Impact of TiO2 nanostructures on dye-sensitized solar cells performance

Abstract

The effect of TiO2 nanostructures such as nanoparticles, nanowires, nanotubes on photoanode properties, and dye-sensitized solar cells photovoltaic parameters were studied. The series of dye-sensitized solar cells based on two dyes, that is, commercially N719 and synthesized 3,70- bis(2-cyano-1-acrylic acid)-10-ethyl-phenothiazine were tested. Additionally, the devices containing a mixture of this sensitizer and chenodeoxycholic acid as co-adsorbent were fabricated.

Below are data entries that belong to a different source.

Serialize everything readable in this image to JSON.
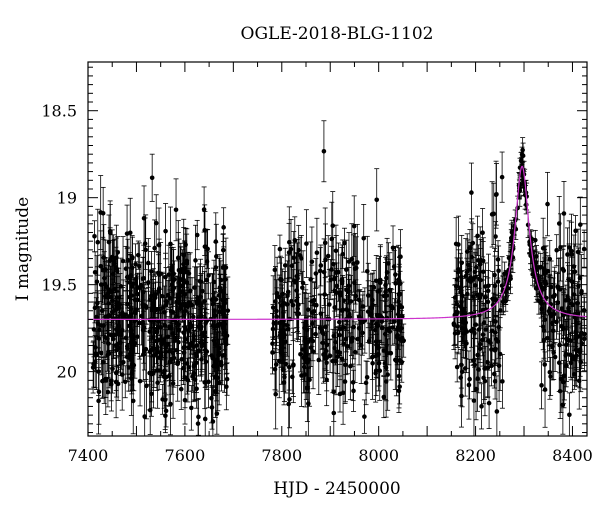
{
  "chart_data": {
    "type": "scatter",
    "title": "OGLE-2018-BLG-1102",
    "xlabel": "HJD - 2450000",
    "ylabel": "I magnitude",
    "xlim": [
      7400,
      8430
    ],
    "ylim": [
      20.37,
      18.22
    ],
    "y_inverted": true,
    "xticks": [
      7400,
      7600,
      7800,
      8000,
      8200,
      8400
    ],
    "yticks": [
      18.5,
      19,
      19.5,
      20
    ],
    "ytick_labels": [
      "18.5",
      "19",
      "19.5",
      "20"
    ],
    "baseline_magnitude": 19.7,
    "peak": {
      "x": 8296,
      "y": 18.82
    },
    "fit_color": "#cc33cc",
    "point_color": "#000000",
    "observing_seasons": [
      {
        "x_start": 7410,
        "x_end": 7690
      },
      {
        "x_start": 7780,
        "x_end": 8055
      },
      {
        "x_start": 8155,
        "x_end": 8425
      }
    ],
    "series": [
      {
        "kind": "points_with_errorbars"
      },
      {
        "kind": "model_curve"
      }
    ]
  }
}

The amount of adsorbed dye molecules to TiO2 was evaluated. The prepared photoanodes with different TiO2 nanostructures were investigated using UV-Vis spectroscopy, optical, atomic force, and scanning electron microscopes. Photovoltaic response of constructed devices was examined based on currentvoltage characteristics and electrochemical impedance spectroscopy measurements. It was found that the highest UV-Vis absorption exhibited the photoanode with nanotubes addition. This indicates the highest number of sensitizer molecules anchored to the titanium dioxide photoanode, which was subsequently confirmed by dye-loading tests. The highest power conversion efficiency was (6.97%) for solar cell containing nanotubes and a mixture of the dyes with a co-adsorbent.